Nesse processo, contar com uma plataforma que reúna aulas, exercícios, simulados e acompanhamento da evolução pode tornar a preparação mais eficiente e ajudar você a direcionar seus estudos para os conteúdos que realmente fazem diferença na prova.
O Aprova Total reúne diferentes recursos para apoiar estudantes em todas as etapas da preparação, oferecendo uma abordagem integrada que combina videoaulas, exercícios comentados, correção de redações e simulados em uma única plataforma:
- 6 mil videoaulas + Aprova Memory (flash cards)
- Simulados exclusivos (Enem inédito TRI + Semanal de Revisão)
- Mentoria 24h + Monitorias ao vivo
- Material completo (apostilas, mapas mentais e anotações)
- Preparação vestibulares + Dossiê de incidência
- Treino Elite + Métricas de evolução
O sistema de análise de desempenho mostra exatamente onde você está errando mais. Ao invés de adivinhar quais são seus pontos fracos, você tem dados precisos para direcionar seus esforços.
Além disso, conta com redações com correção humana.

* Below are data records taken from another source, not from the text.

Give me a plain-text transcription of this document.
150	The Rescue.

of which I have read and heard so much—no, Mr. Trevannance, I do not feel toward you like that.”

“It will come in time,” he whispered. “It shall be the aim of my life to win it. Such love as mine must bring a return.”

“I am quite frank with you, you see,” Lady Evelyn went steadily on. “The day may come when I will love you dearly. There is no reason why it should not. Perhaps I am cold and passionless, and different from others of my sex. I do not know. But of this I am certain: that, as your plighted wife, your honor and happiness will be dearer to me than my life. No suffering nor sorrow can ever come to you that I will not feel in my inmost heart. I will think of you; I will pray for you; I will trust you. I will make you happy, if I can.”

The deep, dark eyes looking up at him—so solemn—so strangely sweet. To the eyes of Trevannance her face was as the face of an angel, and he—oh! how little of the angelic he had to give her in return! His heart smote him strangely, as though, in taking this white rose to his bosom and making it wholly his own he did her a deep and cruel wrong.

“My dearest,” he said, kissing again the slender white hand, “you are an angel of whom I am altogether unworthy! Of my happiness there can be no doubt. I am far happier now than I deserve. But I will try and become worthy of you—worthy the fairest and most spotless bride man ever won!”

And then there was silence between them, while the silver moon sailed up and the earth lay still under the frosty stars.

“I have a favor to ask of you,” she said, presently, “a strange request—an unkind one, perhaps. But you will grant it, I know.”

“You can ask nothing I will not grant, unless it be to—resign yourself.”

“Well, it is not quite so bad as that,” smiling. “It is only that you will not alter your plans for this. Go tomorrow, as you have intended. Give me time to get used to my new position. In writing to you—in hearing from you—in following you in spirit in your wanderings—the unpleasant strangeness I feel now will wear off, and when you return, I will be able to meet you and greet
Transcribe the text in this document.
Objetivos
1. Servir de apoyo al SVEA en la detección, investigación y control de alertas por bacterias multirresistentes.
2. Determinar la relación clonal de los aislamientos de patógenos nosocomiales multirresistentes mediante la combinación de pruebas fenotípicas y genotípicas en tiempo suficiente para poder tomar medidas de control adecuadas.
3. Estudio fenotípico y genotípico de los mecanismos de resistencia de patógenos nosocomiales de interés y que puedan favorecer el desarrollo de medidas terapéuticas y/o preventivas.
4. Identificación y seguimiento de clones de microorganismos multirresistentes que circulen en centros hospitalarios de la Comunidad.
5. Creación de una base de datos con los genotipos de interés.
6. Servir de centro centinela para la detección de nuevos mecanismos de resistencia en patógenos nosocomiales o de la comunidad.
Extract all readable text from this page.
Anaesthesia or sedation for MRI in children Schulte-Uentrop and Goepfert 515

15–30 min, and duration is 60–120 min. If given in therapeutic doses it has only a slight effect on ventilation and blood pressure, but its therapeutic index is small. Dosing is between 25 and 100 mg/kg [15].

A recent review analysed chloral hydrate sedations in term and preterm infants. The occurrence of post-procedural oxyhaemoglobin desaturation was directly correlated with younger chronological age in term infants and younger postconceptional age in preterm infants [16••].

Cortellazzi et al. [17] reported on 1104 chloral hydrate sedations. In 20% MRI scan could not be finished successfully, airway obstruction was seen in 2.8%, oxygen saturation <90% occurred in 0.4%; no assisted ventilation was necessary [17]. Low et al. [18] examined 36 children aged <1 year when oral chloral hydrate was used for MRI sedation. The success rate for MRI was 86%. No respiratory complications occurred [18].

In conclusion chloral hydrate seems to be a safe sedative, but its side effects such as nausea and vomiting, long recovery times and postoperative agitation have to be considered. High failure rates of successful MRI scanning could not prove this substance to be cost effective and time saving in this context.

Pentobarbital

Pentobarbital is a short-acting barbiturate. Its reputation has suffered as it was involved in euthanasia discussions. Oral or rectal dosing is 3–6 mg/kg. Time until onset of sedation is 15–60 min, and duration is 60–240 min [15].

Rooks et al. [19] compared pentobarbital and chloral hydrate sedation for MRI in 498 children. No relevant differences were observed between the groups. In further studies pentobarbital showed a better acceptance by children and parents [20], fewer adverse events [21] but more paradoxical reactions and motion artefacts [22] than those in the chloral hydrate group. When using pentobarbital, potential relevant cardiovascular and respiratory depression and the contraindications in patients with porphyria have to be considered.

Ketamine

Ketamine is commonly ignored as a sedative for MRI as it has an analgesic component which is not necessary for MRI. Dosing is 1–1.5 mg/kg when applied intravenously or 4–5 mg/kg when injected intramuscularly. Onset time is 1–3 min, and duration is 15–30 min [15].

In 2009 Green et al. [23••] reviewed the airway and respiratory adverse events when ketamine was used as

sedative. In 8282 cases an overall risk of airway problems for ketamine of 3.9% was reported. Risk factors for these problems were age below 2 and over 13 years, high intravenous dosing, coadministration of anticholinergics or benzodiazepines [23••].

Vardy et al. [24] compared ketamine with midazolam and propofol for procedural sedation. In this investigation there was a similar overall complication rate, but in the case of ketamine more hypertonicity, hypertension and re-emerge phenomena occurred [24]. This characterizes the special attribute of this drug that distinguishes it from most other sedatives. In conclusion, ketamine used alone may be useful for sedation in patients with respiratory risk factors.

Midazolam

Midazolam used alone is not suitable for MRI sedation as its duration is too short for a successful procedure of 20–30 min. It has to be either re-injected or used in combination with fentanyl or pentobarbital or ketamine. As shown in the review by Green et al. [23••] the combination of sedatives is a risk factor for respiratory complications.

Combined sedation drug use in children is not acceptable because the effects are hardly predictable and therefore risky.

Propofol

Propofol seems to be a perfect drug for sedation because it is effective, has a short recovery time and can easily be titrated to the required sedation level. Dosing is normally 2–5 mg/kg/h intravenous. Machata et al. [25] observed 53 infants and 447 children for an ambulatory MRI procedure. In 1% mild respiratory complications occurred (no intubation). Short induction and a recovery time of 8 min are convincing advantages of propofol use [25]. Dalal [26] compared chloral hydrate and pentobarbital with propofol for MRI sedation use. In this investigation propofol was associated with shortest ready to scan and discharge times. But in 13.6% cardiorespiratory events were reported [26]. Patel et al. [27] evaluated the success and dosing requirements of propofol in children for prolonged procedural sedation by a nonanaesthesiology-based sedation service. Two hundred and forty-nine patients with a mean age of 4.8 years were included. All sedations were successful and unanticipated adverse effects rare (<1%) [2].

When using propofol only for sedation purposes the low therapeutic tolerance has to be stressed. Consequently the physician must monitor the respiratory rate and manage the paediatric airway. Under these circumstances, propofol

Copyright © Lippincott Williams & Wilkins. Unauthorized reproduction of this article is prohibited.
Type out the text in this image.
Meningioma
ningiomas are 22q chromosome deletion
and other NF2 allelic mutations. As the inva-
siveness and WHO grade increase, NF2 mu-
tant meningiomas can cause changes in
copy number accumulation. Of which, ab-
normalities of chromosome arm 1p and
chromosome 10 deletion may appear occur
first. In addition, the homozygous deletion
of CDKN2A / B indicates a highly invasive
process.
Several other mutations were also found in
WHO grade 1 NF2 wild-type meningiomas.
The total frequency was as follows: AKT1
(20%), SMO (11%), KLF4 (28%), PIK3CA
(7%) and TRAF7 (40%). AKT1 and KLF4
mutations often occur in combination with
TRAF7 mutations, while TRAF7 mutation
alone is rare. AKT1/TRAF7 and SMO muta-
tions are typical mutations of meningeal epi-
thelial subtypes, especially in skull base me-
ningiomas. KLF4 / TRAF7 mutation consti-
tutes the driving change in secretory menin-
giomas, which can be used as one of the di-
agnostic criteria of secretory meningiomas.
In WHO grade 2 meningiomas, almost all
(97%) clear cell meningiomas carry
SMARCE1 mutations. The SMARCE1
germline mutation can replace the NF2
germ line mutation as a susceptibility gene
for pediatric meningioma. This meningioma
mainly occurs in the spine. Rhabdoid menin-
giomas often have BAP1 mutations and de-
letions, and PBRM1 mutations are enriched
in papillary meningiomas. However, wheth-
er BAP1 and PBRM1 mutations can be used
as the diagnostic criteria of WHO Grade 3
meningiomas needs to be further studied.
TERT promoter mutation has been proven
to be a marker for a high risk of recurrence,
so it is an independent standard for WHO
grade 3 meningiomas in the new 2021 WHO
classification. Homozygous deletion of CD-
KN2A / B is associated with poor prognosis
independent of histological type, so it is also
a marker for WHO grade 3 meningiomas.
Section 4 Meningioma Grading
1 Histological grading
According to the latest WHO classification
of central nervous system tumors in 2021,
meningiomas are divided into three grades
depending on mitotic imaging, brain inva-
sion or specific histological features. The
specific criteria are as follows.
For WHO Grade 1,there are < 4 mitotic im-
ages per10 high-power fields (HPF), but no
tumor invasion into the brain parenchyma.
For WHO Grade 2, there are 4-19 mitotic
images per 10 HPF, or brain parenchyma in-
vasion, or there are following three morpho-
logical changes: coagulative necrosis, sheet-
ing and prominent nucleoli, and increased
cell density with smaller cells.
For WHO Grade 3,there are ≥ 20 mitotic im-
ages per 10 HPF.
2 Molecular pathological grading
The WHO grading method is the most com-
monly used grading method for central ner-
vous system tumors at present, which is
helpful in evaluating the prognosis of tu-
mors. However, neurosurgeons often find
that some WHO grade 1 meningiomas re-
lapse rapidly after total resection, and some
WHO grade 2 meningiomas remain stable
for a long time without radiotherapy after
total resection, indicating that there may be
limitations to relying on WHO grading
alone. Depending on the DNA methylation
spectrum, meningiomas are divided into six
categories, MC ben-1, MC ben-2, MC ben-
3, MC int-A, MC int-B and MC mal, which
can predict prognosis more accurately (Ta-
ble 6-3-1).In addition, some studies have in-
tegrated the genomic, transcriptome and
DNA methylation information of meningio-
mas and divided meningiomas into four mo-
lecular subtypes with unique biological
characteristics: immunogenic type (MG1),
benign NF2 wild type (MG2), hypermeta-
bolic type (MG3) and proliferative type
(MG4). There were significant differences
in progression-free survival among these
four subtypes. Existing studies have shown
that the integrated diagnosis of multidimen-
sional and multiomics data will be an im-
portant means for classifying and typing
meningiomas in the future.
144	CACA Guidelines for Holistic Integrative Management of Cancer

Afinal, a redação vale 1000 pontos - o mesmo que uma área inteira de conhecimento - e é o componente que mais diferencia candidatos com notas similares nas provas objetivas.
Outra super vantagem da plataforma são os simulados periódicos, que funcionam tanto para treinar para o dia da prova quanto para testar os conhecimentos.
Saúde mental, física e hábitos
Sua performance cognitiva também depende diretamente do seu estado físico e emocional. Muitos estudantes negligenciam esses aspectos e sabotam meses de esforço por estresse nas semanas finais.
O ciclo é simples: dormir mal prejudica a concentração, que reduz a eficiência dos estudos, que gera ansiedade, que piora o sono. Quebrar esse ciclo desde o início é muito mais fácil do que corrigi-lo depois.
Alguns sinais de alerta são dificuldade para manter concentração por mais de 30 minutos, irritabilidade excessiva, sensação de que "não está aprendendo nada". Se identificar esses sinais, reduza o ritmo antes que se torne burnout.
Prefira seguir hábitos como:
- Alimentar-se com um café da manhã rico em proteínas para manter a energia estável;
- Evitar açúcar refinado durante os estudos;
- Fazer exercícios físicos regularmente;
- Dormir de sete a oito horas diárias para consolidar a memória;
- Hidratar-se com frequência;
- Fazer pausas de 30 minutos a cada duas horas de estudo intenso.